The ever-changing nature of tumours is one of the biggest challenges in treating cancer. If doctors could predict how a tumour will evolve, however, they could alter the treatment before the tumour has a chance to adapt and develop resistance, thereby increasing the patient’s chances of survival.
With this aim, a research team led by scientists at The Institute of Cancer Research (ICR) and the University of Edinburgh has used artificial intelligence to predict how cancers will progress and evolve – enabling doctors to personalize treatment at an earlier stage than is currently possible. They developed a technique called REVOLVER (repeated evolution of cancer), which picks out patterns in DNA mutation within cancers and uses this information to forecast future genetic changes (Nature Methods 15 707).
“We’ve developed a powerful artificial intelligence tool that can make predictions about the future steps in the evolution of tumours based on certain patterns of mutation that have so far remained hidden within complex data sets,” explains study leader Andrea Sottoriva from the ICR. “With this tool, we hope to remove one of cancer’s trump cards – the fact that it evolves unpredictably, without us knowing what is going to happen next.”
The researchers also found links between certain sequences of repeated tumour mutations and survival outcome. For example, breast tumours with a sequence of errors in the genetic material that codes for the tumour-suppressing protein p53, followed by mutations in chromosome 8, survived less time than those with other similar trajectories of genetic changes. This suggests that repeating patterns of DNA mutations could be used as an indicator of prognosis, helping to shape future treatment.

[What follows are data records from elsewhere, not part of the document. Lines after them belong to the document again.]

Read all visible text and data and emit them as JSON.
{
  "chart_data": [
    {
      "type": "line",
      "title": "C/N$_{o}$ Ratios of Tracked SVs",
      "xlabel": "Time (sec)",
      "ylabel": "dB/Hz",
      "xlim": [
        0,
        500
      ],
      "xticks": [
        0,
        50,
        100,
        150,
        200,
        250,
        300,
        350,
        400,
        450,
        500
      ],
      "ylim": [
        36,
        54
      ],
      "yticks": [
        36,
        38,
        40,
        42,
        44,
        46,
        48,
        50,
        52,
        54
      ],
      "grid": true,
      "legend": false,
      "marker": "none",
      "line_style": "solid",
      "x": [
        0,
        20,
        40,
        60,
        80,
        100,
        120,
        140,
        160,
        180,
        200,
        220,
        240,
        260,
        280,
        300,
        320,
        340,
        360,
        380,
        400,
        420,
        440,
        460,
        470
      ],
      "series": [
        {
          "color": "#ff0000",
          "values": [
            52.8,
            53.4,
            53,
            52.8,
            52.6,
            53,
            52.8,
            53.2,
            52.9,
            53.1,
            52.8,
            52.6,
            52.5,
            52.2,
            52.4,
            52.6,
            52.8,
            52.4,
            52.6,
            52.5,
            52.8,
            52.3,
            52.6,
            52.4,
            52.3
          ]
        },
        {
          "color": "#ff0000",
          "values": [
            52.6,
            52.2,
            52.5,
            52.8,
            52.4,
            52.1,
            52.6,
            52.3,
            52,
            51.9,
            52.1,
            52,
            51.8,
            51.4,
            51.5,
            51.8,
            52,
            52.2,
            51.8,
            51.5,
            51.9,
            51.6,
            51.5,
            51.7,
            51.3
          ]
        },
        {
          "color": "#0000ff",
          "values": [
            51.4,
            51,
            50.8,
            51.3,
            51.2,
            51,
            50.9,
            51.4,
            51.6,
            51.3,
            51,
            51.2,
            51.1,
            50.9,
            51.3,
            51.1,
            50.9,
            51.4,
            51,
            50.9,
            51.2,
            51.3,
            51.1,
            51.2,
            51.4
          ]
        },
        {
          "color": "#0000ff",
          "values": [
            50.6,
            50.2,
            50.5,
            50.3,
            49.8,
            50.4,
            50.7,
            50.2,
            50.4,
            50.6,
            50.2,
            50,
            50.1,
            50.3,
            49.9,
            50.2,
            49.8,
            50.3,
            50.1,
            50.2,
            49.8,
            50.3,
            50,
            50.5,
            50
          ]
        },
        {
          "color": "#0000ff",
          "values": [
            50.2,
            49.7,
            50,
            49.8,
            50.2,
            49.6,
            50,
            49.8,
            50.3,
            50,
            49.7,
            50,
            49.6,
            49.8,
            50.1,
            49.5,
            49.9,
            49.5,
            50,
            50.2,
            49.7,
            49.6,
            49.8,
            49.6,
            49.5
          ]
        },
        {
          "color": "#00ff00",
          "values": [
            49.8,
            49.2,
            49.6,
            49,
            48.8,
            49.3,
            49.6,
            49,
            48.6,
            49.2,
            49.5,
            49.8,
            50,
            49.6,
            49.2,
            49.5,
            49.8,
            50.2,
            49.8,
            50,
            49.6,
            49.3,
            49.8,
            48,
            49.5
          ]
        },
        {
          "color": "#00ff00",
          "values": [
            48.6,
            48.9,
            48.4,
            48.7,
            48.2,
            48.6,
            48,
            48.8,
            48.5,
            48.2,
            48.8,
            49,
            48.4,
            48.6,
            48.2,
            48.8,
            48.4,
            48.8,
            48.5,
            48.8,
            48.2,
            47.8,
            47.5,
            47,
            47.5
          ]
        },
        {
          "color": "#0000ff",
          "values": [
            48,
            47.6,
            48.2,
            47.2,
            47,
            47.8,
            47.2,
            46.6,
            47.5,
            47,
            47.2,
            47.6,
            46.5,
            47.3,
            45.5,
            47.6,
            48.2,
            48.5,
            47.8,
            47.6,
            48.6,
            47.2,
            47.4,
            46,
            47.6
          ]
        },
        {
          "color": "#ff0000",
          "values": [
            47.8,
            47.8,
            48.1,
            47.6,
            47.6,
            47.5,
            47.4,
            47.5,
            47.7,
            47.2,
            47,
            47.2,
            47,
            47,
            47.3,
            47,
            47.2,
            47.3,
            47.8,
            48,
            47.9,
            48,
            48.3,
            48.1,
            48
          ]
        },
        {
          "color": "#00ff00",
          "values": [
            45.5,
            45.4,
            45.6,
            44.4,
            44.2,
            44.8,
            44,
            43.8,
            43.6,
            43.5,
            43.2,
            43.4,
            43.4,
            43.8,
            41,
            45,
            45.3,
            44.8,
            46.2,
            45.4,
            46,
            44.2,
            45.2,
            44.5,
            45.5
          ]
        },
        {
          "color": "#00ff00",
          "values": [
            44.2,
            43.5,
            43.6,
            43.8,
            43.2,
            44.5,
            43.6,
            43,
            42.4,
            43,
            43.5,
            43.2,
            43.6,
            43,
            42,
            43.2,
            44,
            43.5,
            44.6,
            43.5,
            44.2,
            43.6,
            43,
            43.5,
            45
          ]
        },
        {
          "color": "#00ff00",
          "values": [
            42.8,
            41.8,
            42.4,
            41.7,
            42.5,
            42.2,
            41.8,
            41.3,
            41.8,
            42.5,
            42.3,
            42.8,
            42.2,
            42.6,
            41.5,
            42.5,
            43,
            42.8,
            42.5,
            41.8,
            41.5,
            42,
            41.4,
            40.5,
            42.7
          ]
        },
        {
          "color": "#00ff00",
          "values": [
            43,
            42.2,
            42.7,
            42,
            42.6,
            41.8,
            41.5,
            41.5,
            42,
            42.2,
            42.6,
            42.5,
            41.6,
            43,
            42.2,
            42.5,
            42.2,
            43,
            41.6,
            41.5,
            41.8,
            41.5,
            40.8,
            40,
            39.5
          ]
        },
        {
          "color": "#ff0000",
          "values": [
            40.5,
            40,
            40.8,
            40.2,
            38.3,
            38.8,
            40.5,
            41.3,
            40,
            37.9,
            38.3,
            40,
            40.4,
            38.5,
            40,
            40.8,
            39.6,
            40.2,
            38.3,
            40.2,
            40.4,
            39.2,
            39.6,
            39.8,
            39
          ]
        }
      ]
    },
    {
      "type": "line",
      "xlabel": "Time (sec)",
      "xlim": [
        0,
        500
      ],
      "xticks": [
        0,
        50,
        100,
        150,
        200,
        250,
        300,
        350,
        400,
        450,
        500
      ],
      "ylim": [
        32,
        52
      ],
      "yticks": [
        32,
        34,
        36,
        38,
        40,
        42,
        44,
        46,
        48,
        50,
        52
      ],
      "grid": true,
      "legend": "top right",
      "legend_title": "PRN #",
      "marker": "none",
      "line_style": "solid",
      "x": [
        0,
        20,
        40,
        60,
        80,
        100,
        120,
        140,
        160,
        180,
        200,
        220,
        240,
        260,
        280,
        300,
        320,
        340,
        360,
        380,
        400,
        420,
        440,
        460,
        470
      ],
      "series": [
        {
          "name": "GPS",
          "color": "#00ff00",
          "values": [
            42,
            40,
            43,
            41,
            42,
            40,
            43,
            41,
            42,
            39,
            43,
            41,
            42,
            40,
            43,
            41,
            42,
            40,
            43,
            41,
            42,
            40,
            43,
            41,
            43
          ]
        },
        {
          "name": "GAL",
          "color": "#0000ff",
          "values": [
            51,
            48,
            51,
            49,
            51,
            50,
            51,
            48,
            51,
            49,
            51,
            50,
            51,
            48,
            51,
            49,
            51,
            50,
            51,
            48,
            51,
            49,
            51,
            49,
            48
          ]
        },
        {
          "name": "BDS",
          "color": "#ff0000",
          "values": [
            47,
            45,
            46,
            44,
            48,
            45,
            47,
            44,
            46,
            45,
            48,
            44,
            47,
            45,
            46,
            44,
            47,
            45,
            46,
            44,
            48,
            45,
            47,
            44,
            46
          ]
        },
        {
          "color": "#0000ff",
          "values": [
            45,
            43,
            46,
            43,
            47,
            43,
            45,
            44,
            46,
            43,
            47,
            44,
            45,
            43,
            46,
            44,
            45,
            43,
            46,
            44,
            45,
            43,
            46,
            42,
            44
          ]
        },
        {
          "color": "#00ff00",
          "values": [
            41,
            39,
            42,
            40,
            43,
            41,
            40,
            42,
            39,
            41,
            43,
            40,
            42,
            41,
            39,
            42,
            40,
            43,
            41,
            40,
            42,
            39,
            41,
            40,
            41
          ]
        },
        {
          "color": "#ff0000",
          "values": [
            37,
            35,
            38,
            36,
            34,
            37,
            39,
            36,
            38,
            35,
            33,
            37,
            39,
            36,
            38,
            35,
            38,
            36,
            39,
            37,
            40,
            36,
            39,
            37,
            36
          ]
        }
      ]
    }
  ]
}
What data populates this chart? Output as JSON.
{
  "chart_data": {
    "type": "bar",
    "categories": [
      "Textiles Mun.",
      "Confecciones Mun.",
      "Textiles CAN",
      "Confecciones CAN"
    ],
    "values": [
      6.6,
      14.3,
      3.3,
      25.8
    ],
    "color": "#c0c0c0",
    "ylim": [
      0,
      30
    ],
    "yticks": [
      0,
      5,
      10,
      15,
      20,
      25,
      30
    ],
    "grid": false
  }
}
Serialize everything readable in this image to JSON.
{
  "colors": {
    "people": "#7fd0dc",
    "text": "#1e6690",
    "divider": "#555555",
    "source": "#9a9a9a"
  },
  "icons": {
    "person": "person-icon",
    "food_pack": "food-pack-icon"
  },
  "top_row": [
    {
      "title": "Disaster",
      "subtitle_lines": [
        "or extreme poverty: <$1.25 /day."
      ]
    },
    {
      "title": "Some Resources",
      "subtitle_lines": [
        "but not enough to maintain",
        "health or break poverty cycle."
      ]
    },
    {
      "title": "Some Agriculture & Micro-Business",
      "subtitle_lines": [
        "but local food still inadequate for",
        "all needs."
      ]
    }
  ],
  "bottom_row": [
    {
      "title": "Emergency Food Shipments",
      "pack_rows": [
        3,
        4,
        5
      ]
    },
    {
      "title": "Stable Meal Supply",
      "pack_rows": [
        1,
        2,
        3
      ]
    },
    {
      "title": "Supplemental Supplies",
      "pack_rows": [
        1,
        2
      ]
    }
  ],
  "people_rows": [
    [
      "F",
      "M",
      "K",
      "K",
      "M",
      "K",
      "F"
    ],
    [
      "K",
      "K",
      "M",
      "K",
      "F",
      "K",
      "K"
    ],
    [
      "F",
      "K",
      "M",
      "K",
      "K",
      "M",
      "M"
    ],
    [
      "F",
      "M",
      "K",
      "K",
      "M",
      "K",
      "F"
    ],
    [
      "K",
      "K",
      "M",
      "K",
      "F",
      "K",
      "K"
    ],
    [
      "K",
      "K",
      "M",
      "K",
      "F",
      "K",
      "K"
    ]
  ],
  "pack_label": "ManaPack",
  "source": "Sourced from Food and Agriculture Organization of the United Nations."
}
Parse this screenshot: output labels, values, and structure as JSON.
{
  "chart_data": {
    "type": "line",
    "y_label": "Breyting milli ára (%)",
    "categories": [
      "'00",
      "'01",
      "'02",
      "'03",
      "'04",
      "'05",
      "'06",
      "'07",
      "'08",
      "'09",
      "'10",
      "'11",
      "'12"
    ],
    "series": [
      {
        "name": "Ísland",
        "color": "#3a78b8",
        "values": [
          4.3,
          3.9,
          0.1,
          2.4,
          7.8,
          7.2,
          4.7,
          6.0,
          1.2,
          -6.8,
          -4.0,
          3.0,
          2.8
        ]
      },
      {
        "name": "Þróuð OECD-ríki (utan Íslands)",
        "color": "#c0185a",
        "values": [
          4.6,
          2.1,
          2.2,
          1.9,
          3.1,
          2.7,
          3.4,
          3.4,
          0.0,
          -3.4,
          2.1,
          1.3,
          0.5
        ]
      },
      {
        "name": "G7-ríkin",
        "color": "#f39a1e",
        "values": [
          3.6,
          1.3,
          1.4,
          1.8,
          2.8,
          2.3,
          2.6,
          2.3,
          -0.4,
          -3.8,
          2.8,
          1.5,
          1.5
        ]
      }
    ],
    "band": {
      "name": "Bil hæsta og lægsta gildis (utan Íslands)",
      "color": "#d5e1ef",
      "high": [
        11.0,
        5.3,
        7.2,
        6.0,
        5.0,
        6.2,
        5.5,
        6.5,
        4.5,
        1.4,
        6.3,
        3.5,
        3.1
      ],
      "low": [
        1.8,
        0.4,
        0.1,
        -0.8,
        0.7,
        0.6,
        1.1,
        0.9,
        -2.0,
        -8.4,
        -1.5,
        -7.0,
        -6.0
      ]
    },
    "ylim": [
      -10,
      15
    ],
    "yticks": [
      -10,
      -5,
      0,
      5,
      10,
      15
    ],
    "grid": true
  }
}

Sottoriva and colleagues developed a machine learning technique that transfers knowledge about tumours across similar patients. The method identifies patterns in the order in which genetic mutations occur that are repeated both within and between patients’ tumours, applying one tumour’s pattern of mutations to predict another’s.
They examined datasets from lung, breast, renal and colorectal cancer (768 samples from 178 patients), and analysed each cancer type to detect and compare genomic changes in each tumour. By identifying repeating patterns and combining this with current knowledge of cancer biology and evolution, the scientists could predict the future trajectory of tumour development.
If tumours with certain patterns are found to develop resistance to a particular treatment, this technique could be used to predict whether patients will develop resistance in the future.
“This study shows how collaboration across disciplines adds value to research. By solving a statistical machine learning problem, we were able to shed light on cancer evolution,” says joint study leader Guido Sanguinetti from the University of Edinburgh’s School of Informatics. “It is an example of how the power of artificial intelligence to detect complex patterns in data can be harnessed to further our scientific understanding to improve human health.”